Click the geometry icon next to the channel component to turn the geometry display
on.
Click the Isometric View icon in the toolbar.
You are going to create the SPC constraints on the nodes along the lines on the
perimeter of the channel's bottom surface, as shown in the image below.Figure 3. Apply Constraints on the Channel
Click BCs > Create > Constraints to open the Constraints
panel.
Switch the entity selector to
lines.
Select the six lines on the perimeter of the
channel's bottom surface.
To view the selected lines clearly, switch to
Transparent Elements mode,
as shown below:Figure 4.
Activate degrees of freedom (DOF) 1 through 6.
DOFs with a check will be constrained while DOFs without a check will be
free.
DOFs 1, 2, and 3 are x, y, and z translation degrees of freedom.
DOFs 4, 5, and 6 are x, y, and z rotational degrees of freedom.
For size =, enter 10.
The display size of the constraints is
reduced.
Click create > return to exit the panel.
Map the Constraints
Use the Load on Geom panel in this step.
From the Analysis page, click load on geom.
Click loadcols, and select
constraints.
Click select to complete the selection of load
collectors.
Click map loads.
A constraint is at each node associated to the geometry
lines.
Click return to exit the panel.
Define the Load Step
Use the Load Step Entity Editor in this step. Define the loadstep to
contain the load collectors constraints and modal.
In the Model Browser,
right-click and select Create > Load Step.
For Name, enter
normal_modes.
For Analysis type, select Normal
modes.
For METHOD(STRUCT), select
modal.
For SPC, select the load collector
constraints.
Define the Formats of Result Files
In the Control Cards panel, use the OUTPUT card to add two output
requests for the Altair H3D and HyperMesh.res formats.
Click Setup > Create > Control Cards to open the Control Cards
panel.
Click next to go to the
next panel menu of control cards.
Select the control card
OUTPUT.
Notice in the card image the one OUTPUT line
is set to a default value. This specifies OptiStruct to output the
results to a HyperMesh
command file.
Click the default value and select
H3D from the pop-up
menu.
For number_of_outputs =, enter
2.
A second OUTPUT line appears in the card
image.
Click the default value again and select
HM for the second output
type.
This specifies OptiStruct to output results to a H3D file and a .
res file, which can be viewed in HyperView Player.

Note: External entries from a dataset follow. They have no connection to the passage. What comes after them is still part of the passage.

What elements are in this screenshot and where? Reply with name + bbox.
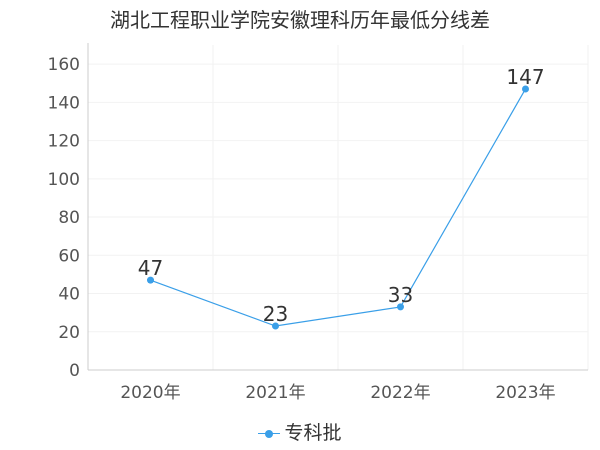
y-tick-label: 160 — [48, 55, 80, 75]
data-point[interactable] — [397, 303, 404, 311]
data-points — [147, 85, 529, 330]
data-point[interactable] — [147, 276, 154, 284]
series-line — [150, 88, 527, 327]
y-axis-ticks: 0 20 40 60 80 100 120 140 160 — [48, 55, 80, 381]
chart-title: 湖北工程职业学院安徽理科历年最低分线差 — [110, 8, 490, 32]
x-tick-label: 2023年 — [495, 383, 555, 403]
data-labels: 47 23 33 147 — [138, 65, 545, 326]
y-tick-label: 140 — [48, 93, 80, 113]
data-label: 47 — [138, 256, 163, 280]
y-tick-label: 20 — [58, 323, 80, 343]
y-tick-label: 80 — [58, 208, 80, 228]
data-point[interactable] — [522, 85, 529, 93]
y-tick-label: 40 — [58, 285, 80, 305]
legend-dot — [265, 429, 274, 438]
legend-marker-icon — [258, 428, 281, 440]
data-point[interactable] — [272, 322, 279, 330]
y-tick-label: 120 — [48, 132, 80, 152]
legend[interactable]: 专科批 — [0, 418, 600, 445]
y-tick-label: 60 — [58, 246, 80, 266]
x-tick-label: 2020年 — [120, 383, 180, 403]
axes — [87, 43, 588, 371]
grid-lines — [88, 45, 589, 370]
data-label: 147 — [506, 65, 544, 89]
x-axis-ticks: 2020年 2021年 2022年 2023年 — [120, 383, 555, 403]
data-label: 23 — [263, 302, 288, 326]
x-tick-label: 2021年 — [245, 383, 305, 403]
y-tick-label: 0 — [69, 361, 80, 381]
data-label: 33 — [388, 283, 413, 307]
series-line — [150, 88, 527, 327]
x-tick-label: 2022年 — [370, 383, 430, 403]
legend-label: 专科批 — [284, 422, 342, 444]
y-tick-label: 100 — [48, 170, 80, 190]
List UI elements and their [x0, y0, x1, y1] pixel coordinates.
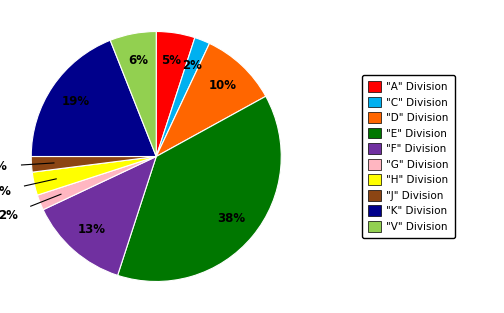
- Text: 3%: 3%: [0, 185, 11, 198]
- Wedge shape: [37, 156, 156, 210]
- Wedge shape: [156, 32, 195, 156]
- Text: 2%: 2%: [0, 209, 18, 222]
- Legend: "A" Division, "C" Division, "D" Division, "E" Division, "F" Division, "G" Divisi: "A" Division, "C" Division, "D" Division…: [362, 75, 455, 238]
- Text: 38%: 38%: [217, 212, 245, 225]
- Wedge shape: [31, 40, 156, 156]
- Text: 10%: 10%: [209, 79, 237, 92]
- Wedge shape: [43, 156, 156, 275]
- Text: 2%: 2%: [0, 160, 7, 173]
- Wedge shape: [31, 156, 156, 172]
- Wedge shape: [110, 32, 156, 156]
- Text: 5%: 5%: [161, 54, 181, 67]
- Text: 19%: 19%: [61, 95, 90, 108]
- Text: 6%: 6%: [128, 54, 148, 67]
- Text: 2%: 2%: [182, 59, 202, 72]
- Wedge shape: [156, 44, 266, 156]
- Text: 13%: 13%: [78, 223, 106, 236]
- Wedge shape: [32, 156, 156, 195]
- Wedge shape: [156, 38, 210, 156]
- Wedge shape: [117, 96, 281, 281]
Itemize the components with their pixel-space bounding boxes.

Also, an HTML report
file is output and the H3D file is embedded in it.
Click return to return
to the Control Cards panel.
Notice: The OUTPUT button is green.
This indicates the card is exported to the
OptiStruct input
file.
Click return to exit the
panel.
Submit the Job
From the Analysis page, click the OptiStruct
panel.
Figure 5. Accessing the OptiStruct Panel
Click save as.
In the Save As dialog, specify location to write the
OptiStruct model file and enter
modal_analysis for filename.
For OptiStruct input decks,
.fem is the recommended extension.
Click Save.
The input file field displays the filename and location specified in the
Save As dialog.
Set the export options toggle to all.
Set the run options toggle to analysis.
Set the memory options toggle to memory default.
Click OptiStruct to launch
the OptiStruct job.
If the job is successful, new results files
should be in the directory where the modal_analysis.fem was written. The modal_analysis.out file is a good place to look for error messages that could help
debug the input deck if any errors are present.